Structure-function analysis of the mRNA cap methyltransferase of Saccharomyces cerevisiae.

The Saccharomyces cerevisiae mRNA cap methylating enzyme is a 436-amino acid protein encoded by the essential ABD1 gene. To identify structural features of ABD1 required for enzyme function, we introduced alanine mutations at 19 positions within a 205-amino acid region of similarity to the methyltransferase domain of the vaccinia capping enzyme. Three new recessive lethal mutations, E170A, D194A, and R206A, were identified. Structure-function relationships were clarified by introducing conservative substitutions at Glu-170, Asp-194, and Arg-206, and at Tyr-254 (an essential residue identified previously).
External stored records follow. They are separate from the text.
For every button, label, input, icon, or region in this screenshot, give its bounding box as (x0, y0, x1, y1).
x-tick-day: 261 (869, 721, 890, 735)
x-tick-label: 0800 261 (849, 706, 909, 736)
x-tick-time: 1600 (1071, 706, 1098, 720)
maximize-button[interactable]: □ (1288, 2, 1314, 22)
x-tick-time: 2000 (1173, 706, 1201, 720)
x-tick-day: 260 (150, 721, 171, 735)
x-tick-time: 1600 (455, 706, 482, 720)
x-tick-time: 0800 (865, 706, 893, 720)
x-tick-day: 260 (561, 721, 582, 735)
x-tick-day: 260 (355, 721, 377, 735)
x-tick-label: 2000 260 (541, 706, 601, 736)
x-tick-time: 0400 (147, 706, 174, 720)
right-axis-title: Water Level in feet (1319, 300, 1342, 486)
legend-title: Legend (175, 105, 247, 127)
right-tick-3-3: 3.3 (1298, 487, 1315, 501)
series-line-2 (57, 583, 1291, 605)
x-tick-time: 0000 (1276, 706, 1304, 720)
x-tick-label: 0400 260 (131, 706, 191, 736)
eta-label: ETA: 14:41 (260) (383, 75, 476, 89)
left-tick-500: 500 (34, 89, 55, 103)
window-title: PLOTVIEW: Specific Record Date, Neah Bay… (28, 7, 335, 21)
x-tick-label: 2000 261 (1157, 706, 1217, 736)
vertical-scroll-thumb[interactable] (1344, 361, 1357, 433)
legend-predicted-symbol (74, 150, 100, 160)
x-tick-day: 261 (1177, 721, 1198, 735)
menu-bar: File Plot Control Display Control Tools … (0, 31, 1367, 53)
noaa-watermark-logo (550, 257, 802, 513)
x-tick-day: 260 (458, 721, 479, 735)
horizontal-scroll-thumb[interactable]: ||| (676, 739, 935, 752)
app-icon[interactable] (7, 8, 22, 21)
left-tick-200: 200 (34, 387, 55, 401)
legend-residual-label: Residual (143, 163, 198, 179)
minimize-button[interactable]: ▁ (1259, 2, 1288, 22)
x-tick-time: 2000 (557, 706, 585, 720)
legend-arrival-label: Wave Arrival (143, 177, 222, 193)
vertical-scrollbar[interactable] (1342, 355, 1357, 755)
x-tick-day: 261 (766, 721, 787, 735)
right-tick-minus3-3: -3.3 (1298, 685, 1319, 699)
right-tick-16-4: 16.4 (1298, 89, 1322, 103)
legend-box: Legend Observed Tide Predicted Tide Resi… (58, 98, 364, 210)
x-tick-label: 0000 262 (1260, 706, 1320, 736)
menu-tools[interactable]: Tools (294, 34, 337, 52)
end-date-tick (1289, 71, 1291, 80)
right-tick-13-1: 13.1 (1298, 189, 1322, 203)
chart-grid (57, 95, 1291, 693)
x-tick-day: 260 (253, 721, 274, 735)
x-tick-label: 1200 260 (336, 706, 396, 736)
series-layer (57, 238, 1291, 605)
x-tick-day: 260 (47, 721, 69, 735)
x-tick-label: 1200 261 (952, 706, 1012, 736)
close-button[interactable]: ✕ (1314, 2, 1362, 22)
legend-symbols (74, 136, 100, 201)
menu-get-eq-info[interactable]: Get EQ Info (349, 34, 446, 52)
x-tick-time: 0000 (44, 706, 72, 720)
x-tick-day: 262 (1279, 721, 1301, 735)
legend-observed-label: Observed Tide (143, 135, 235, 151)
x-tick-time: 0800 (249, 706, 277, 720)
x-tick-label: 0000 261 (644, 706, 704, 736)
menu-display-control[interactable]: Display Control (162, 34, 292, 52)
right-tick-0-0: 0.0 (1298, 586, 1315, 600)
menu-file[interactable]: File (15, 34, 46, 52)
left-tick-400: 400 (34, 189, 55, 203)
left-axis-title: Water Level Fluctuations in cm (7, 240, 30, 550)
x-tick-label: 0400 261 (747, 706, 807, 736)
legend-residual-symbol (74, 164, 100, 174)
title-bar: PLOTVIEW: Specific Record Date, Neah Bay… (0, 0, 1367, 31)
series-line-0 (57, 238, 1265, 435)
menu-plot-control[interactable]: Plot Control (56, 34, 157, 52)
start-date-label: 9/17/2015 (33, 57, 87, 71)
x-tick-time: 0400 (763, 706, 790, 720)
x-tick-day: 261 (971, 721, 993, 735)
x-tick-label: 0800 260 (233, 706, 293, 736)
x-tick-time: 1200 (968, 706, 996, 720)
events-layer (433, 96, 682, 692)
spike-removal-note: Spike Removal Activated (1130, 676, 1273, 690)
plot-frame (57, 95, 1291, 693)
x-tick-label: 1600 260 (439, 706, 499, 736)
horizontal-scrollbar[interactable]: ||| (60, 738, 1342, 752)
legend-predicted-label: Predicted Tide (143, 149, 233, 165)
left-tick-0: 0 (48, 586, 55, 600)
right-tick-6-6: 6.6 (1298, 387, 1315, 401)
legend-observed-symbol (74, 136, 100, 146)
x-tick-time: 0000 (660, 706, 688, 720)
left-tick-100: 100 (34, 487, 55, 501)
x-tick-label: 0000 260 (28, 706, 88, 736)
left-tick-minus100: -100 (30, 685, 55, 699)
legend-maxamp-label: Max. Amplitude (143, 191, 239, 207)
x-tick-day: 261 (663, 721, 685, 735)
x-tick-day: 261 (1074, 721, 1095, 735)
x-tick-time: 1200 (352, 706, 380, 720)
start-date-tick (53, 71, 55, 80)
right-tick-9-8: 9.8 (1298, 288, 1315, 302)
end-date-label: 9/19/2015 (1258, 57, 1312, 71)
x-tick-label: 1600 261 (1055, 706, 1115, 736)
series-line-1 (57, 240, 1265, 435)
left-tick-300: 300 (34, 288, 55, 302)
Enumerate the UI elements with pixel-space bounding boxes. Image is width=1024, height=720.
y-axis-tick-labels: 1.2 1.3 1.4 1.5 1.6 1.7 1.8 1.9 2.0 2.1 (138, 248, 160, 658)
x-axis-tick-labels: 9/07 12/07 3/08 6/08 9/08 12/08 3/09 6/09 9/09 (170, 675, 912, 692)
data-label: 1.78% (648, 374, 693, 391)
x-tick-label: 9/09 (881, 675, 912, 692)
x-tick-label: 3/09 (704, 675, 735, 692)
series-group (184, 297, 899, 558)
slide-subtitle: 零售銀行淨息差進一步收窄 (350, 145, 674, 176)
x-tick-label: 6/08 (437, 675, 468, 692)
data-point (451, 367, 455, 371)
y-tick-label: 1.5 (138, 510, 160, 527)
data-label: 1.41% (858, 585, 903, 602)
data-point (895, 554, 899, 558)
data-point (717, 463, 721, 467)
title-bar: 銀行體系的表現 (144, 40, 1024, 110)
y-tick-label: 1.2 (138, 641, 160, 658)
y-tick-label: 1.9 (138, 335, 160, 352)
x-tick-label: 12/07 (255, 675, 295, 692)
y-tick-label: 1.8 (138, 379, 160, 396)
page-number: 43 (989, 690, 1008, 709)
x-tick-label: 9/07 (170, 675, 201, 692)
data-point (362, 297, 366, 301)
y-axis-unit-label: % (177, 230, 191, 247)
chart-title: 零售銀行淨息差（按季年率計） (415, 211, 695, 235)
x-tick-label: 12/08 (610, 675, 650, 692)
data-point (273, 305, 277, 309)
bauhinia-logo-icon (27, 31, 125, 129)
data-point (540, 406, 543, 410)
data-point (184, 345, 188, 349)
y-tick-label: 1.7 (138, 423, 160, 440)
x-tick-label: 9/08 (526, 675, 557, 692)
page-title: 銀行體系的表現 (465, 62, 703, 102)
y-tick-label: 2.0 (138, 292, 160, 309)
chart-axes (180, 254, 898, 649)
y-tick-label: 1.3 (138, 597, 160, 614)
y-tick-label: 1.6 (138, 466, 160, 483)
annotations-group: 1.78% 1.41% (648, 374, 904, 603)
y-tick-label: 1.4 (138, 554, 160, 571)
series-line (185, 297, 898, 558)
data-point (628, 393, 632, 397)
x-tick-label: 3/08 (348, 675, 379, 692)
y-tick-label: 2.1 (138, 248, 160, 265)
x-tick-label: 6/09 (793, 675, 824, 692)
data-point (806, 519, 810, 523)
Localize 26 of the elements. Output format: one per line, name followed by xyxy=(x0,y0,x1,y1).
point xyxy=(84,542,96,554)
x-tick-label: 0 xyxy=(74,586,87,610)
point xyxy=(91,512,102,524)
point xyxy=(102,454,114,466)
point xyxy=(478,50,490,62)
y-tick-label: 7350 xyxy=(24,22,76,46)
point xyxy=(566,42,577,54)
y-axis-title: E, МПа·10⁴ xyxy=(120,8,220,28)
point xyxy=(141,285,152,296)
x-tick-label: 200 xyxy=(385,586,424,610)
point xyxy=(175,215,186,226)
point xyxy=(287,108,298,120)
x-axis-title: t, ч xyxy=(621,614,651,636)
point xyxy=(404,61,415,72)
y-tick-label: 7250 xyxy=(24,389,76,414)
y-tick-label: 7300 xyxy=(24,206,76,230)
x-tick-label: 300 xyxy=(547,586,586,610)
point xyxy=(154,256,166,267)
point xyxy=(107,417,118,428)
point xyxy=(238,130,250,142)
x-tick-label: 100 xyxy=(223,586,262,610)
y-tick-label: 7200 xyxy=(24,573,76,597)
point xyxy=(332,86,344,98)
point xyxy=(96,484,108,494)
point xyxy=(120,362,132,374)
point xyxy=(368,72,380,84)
Alleles E170D and D194E were viable, whereas E170Q and D194N were lethal; hence, acidic side chains were critical at both positions. R206K was viable, suggesting that a basic residue sufficed. Y254S was lethal, whereas Y254F was viable, albeit slow growing; thus, an aromatic side chain was important. The ABD1 mutations that were deleterious in vivo elicited catalytic defects in vitro. By studying the effects of amino- and carboxyl-terminal deletions, we defined a fully active catalytic domain of ABD1 from residues 130 to 426. Residues 110-129 were dispensable for methyltransferase activity in vitro, but essential for function in vivo. This analysis allowed us to delineate a subfamily of ABD1-like proteins within the superfamily of AdoMet-dependent methyltransferases. In addition, we identify a candidate Caenorhabditis elegans gene encoding a putative cap methyltransferase. All residues essential for ABD1 activity are conserved in the C. elegans homologue.